Ardipithecus ramidus

Illustration by J.H. Matternes; graphic by The Washington Post (Oct. 1, 2009)

Illustration by J.H. Matternes; graphic by The Washington Post (Oct. 1, 2009)

Ethiopian paleoanthropologist Yohannes Haile-Selassie has discovered an interesting biological clue about our hominid ancestors.  They lacked a few of the traits that we associate with modern day ape-ness:

The story of Ardi takes us back 4.4 million years to a corner of northeast Ethiopia that today is a desert where erosion constantly exposes fossils from the dawn of humankind.

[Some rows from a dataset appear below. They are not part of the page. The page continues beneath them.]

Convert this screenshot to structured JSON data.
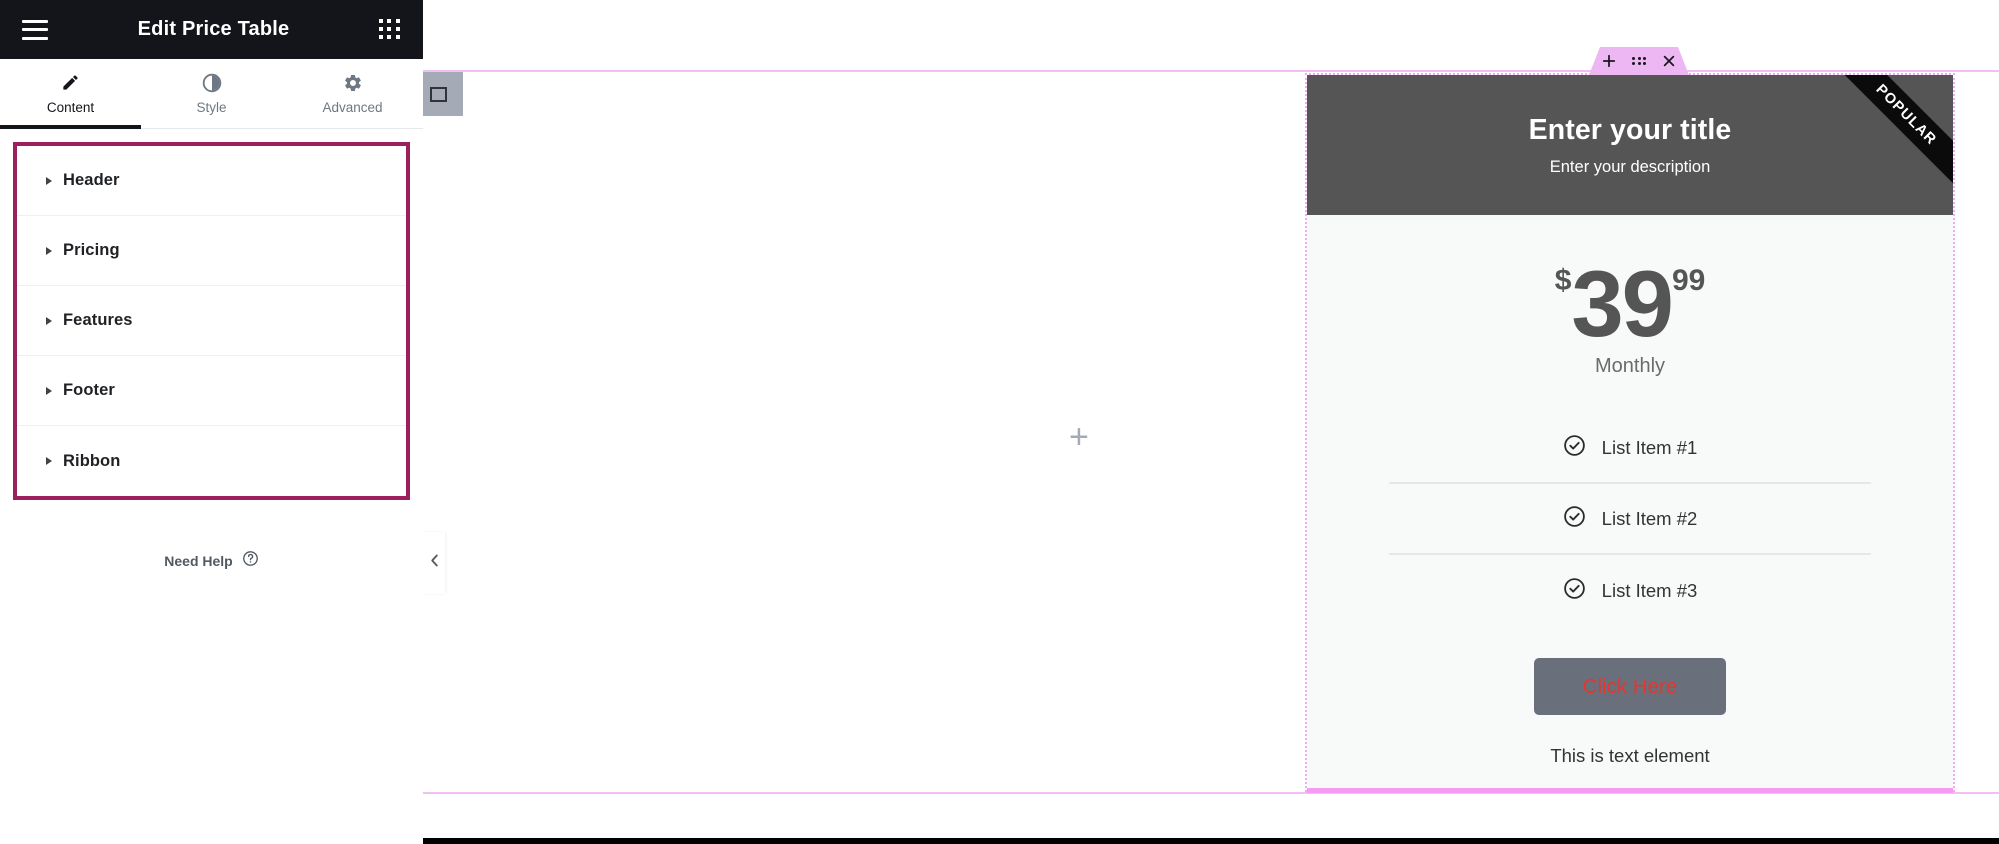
{
  "panel": {
    "header": {
      "title": "Edit Price Table",
      "menu_icon": "hamburger-icon",
      "widgets_icon": "grid-icon"
    },
    "tabs": [
      {
        "label": "Content",
        "icon": "pencil-icon",
        "active": true
      },
      {
        "label": "Style",
        "icon": "contrast-icon",
        "active": false
      },
      {
        "label": "Advanced",
        "icon": "gear-icon",
        "active": false
      }
    ],
    "accordion": {
      "highlight_color": "#9c1f5e",
      "items": [
        {
          "label": "Header"
        },
        {
          "label": "Pricing"
        },
        {
          "label": "Features"
        },
        {
          "label": "Footer"
        },
        {
          "label": "Ribbon"
        }
      ]
    },
    "need_help": {
      "label": "Need Help",
      "icon": "question-circle-icon"
    },
    "collapse": {
      "icon": "chevron-left-icon"
    }
  },
  "canvas": {
    "add_section_plus_left": "+",
    "add_section_plus_right": "+",
    "section_handle_icon": "column-handle-icon",
    "section_border_color": "#f3bdf5"
  },
  "widget": {
    "toolbar": {
      "add_icon": "plus-icon",
      "drag_icon": "drag-dots-icon",
      "close_icon": "close-icon",
      "background_color": "#edb7f4"
    },
    "selection_color": "#f3a9f3",
    "header": {
      "title": "Enter your title",
      "description": "Enter your description",
      "background_color": "#555555"
    },
    "ribbon": {
      "text": "POPULAR",
      "background_color": "#0b0b0b"
    },
    "pricing": {
      "currency": "$",
      "integer": "39",
      "fraction": "99",
      "period": "Monthly",
      "color": "#555555"
    },
    "features": [
      {
        "label": "List Item #1",
        "icon": "check-circle-icon",
        "divider": true
      },
      {
        "label": "List Item #2",
        "icon": "check-circle-icon",
        "divider": true
      },
      {
        "label": "List Item #3",
        "icon": "check-circle-icon",
        "divider": false
      }
    ],
    "footer": {
      "button_label": "Click Here",
      "button_background": "#69707c",
      "button_text_color": "#e8352c",
      "text": "This is text element"
    }
  }
}
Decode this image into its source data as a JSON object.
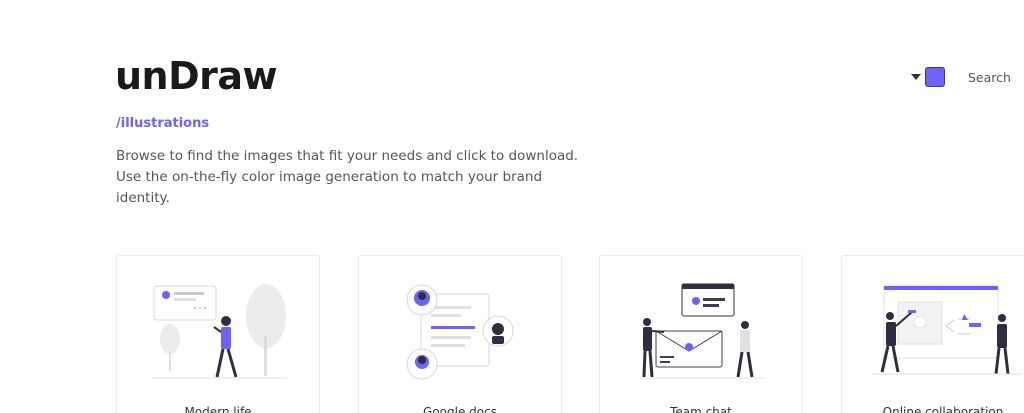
{
  "header": {
    "logo": "unDraw",
    "subtitle": "/illustrations",
    "description": "Browse to find the images that fit your needs and click to download. Use the on-the-fly color image generation to match your brand identity.",
    "search_label": "Search",
    "accent_color": "#6c63ff"
  },
  "cards": [
    {
      "label": "Modern life",
      "icon": "modern-life-illustration"
    },
    {
      "label": "Google docs",
      "icon": "google-docs-illustration"
    },
    {
      "label": "Team chat",
      "icon": "team-chat-illustration"
    },
    {
      "label": "Online collaboration",
      "icon": "online-collaboration-illustration"
    }
  ]
}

In all, scientists have discovered fossilized bones and teeth in the area representing three dozen individual Ardipithecus specimens, including much of Ardi’s skull, pelvis, lower arms and feet. Until now, Haile-Selassie says, much of what we knew about our ancient past derived from comparisons with the other apes, and especially chimps, and from Ardi’s younger ‘sister’ — Lucy, the 3.2-million-year-old specimen of another hominid species, Australopithecus afarensis, discovered in 1974, also in Ethiopia. Lucy’s discovery showed that human forebears walked upright that long ago.

But Ardi, Haile-Selassie says, shows our first erect steps took place more than a million years earlier and that is much closer to the last common ancestor (or LCA) that the human line shares with the ape line after the two split some six million years ago.

Until now, it has been assumed chimps and gorillas have retained many of the supposed traits of that last common ancestor, among them knuckle-walking and climbing ability.

Now, Haile-Selassie says, we know that isn’t true.

Ardi shows that unlike modern apes, which are knuckle-walkers, her species — and by extension all the ancestors of all apes and humans — descended from a common ancestor that in turn was not a knuckle-walker, he says.

…The researchers say the surprising findings mean chimps and gorillas have specialized greatly since then and are poor models for a common ancestor and for understanding human abilities such as walking.

— Meaney, Ken.  “Evolution: Discovery may change the way we think about evolution, ourselves.” Canwest News Service, 3 October 2009.  [Emphasis mine]

This further underlines the somewhat little-understood distinction that humanity is not descended from “monkeys”, but that apes and humans shared a common ancestor. It’s a big difference, and it’s important to remember that a lot of the ape traits that we see today actually evolved long after our developmental paths began to diverge.  So while we can learn something from our modern simian relatives, they offer limited utility in understanding how we developed the unique capabilities that make us Homo sapiens.  For that we have to go to the fossil record and continue to mine our own history.